Monday, April 26, 2010

spring sibilatrix



Made my first real spring visit to Buckton on Sunday. Conditions looked very promising with SE winds and early rain. It was immediatly obvious that an arrival had taken place with each patch of bare earth containing Wheatears and the bushes holding Willow Warblers in abundance. I picked up other migrants including Whinchat, several Yellow Wagtails, four Whitethroat, two fly-over Shelduck (scarce here) and good numbers of Swallows.

The highlight came early afternoon when stood looking at the scrape from the viewing screen I caught sound of a brief trill in the sycamores just behind me. A few moments later I heard it much clearer and it had to be a Wood Warbler in partial song. Eventually i saw a movement almost at eye level and lifting the bins revealed a bird akin to a lemon sherbet sweet (thanks Jen!). The bird remained in the same place all day and was showing well mid afternoon, although proved hard to photograph. It represented the 2nd Buckton record after a late individual on September 30th 2007.

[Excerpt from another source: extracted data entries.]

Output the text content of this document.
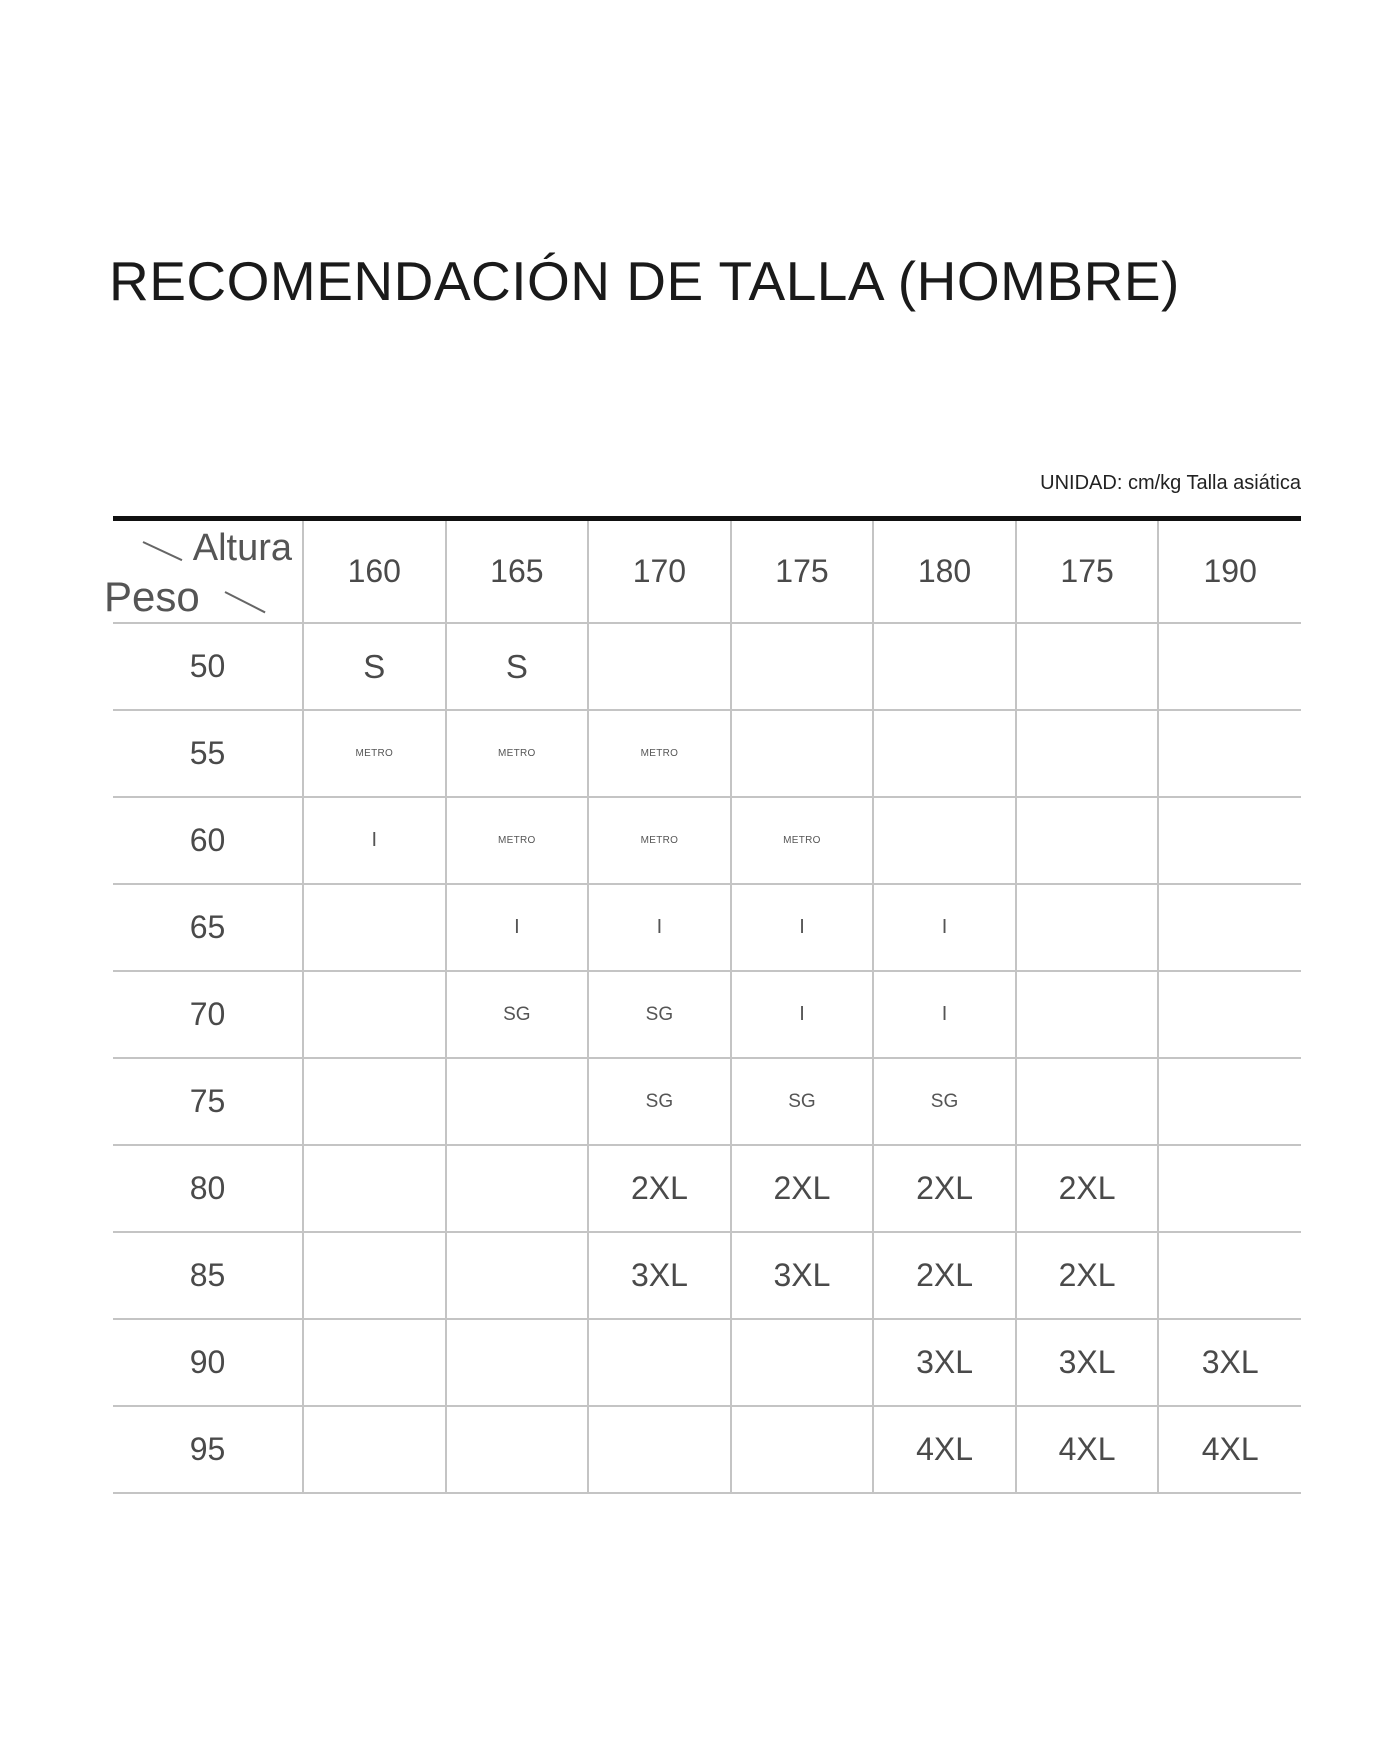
RECOMENDACIÓN DE TALLA (HOMBRE)
UNIDAD: cm/kg Talla asiática
Altura
Peso	160	165	170	175	180	175	190
50	S	S					
55	METRO	METRO	METRO				
60	I	METRO	METRO	METRO			
65		I	I	I	I		
70		SG	SG	I	I		
75			SG	SG	SG		
80			2XL	2XL	2XL	2XL	
85			3XL	3XL	2XL	2XL	
90					3XL	3XL	3XL
95					4XL	4XL	4XL
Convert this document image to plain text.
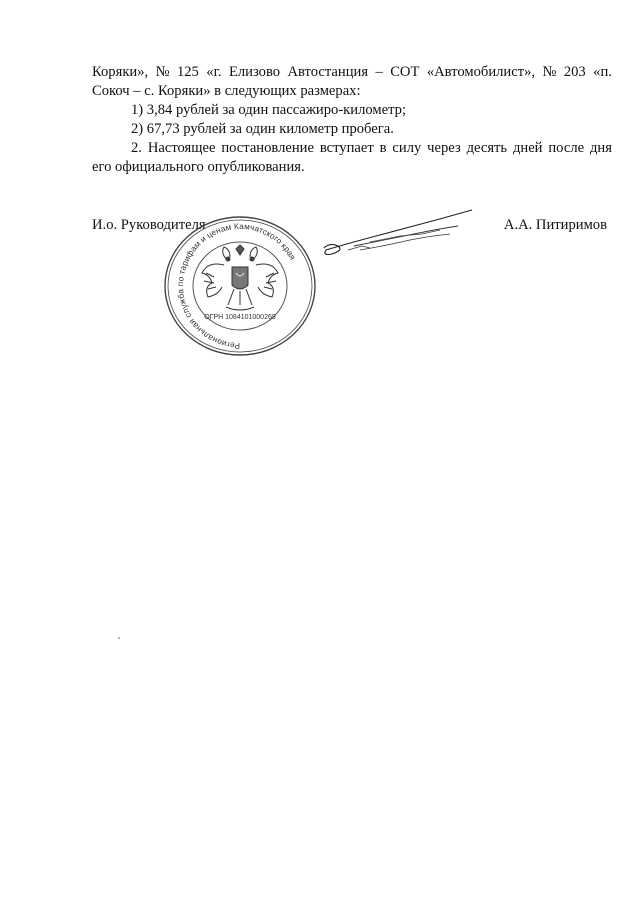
Коряки», № 125 «г. Елизово Автостанция – СОТ «Автомобилист», № 203 «п.
Сокоч – с. Коряки» в следующих размерах:
1) 3,84 рублей за один пассажиро-километр;
2) 67,73 рублей за один километр пробега.
2. Настоящее постановление вступает в силу через десять дней после дня
его официального опубликования.
И.о. Руководителя	А.А. Питиримов
Региональная служба по тарифам и ценам Камчатского края
ОГРН 1084101000269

Final day totals included 35 Wheatear and 30 Willow Warbler, thoroughly enjoyable!

swallows return


The Swallows have just returned to the stables, this male was sat around in murky conditions just after dawn, the Dunlin was present on the small vegetated pool in the main dell.

Friday, April 23, 2010

Birthday boy !


Blyth had a great 1st birthday seeing all the family including Evie and Bert.

Tuesday, April 13, 2010

Ten year Kitti-wait is over!



My most common missing 'migrant' species at Broom GP finally fell today when a fine adult Kittiwake spent most of the day at the site. An Arctic Tern, the first of the year in Beds was also present for a short period of time. Not been a bad week here with Garganey, Little Gull and Hen Harrier.

Monday, April 05, 2010

De-dum !

Working landscapes


The top image shows the first of several scrapes being created at Willington GP, Bedfordshire within the sheep field. This has come about through on-going liasion with the Bedford River Valley Park staff.
The bottom image shows the main cliff top ringing site at Buckton, on-going networking at this site has resulted in the landowner recently taking up a Natural England higher level farming scheme (HLS) which protects and enhances the site for wildlife. From the ringing point of view its great that the recently ploughed wild bird cover strip will now run right up the scrub, this should boost ringing numbers.